# The dreaded P0171, any chance powertrain will cover any of it?



## obermd (Mar 3, 2012)

In the Gen 1 Cruze this is almost always a PVC valve failure => PowerTrain Warranty covered.

Also, take a look at https://www.cruzetalk.com/forum/34-...4-pcv-valve-cover-intake-manifold-issues.html before taking your car in - make sure the service department looks for the check valve as you may need a new intake manifold.


----------



## belome (Sep 30, 2016)

Awesome thanks, I noticed I have 1k miles left on my extended emission warranty as well. I'm guessing if they try to blame it on O2 sensors those appear to be covered under that. Is that correct?


----------



## belome (Sep 30, 2016)

I just got the call... PCV valve just as expected they were going to charge me $220 and then I told them it should be covered under powertrain.

For once, I'm on the good side of the warranty expiration, I had 1 month and 1 day remaining.

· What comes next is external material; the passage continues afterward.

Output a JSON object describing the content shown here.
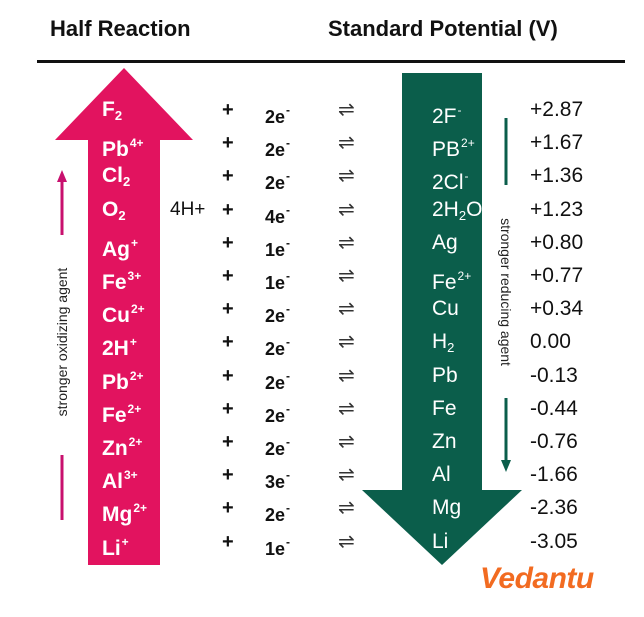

I also gave them the bulletin so they could verify the intake manifold non-return valve was functioning properly.


----------



## eddiefromcali (Aug 21, 2017)

Don't accept the car without verifying that the valve is there and at least looks clean.


----------



## belome (Sep 30, 2016)

Well, I gave them the bulletinumber and they claim to have checked it.


----------



## belome (Sep 30, 2016)

If you guessed Blue Snap-On toolbox, you win the prize. LOL
View attachment 270743


----------



## Ravenkeeper (Sep 10, 2017)

belome said:


> So, I have a 14 Cruze with 1.4t, got the P0171 this morning. I still have a few months of powertrain warranty remaining. Are there any scenarios where the problem could be fixed for free or do I need to bend over?





belome said:


> I just got the call... PCV valve just as expected they were going to charge me $220 and then I told them it should be covered under powertrain.
> 
> For once, I'm on the good side of the warranty expiration, I had 1 month and 1 day remaining.
> 
> I also gave them the bulletin so they could verify the intake manifold non-return valve was functioning properly.





belome said:


> Well, I gave them the bulletinumber and they claim to have checked it.
> View attachment 270741


Our '14 ECO (about 130,000 miles) had a slue of codes, about a month and half ago. P0171 & P1101 were the last two that we cleared yesterday by changing the valve cover ourselves. Part was $90, and took my son, daughter, and I about an hour to replace it, even with snapping one of the bolts.


----------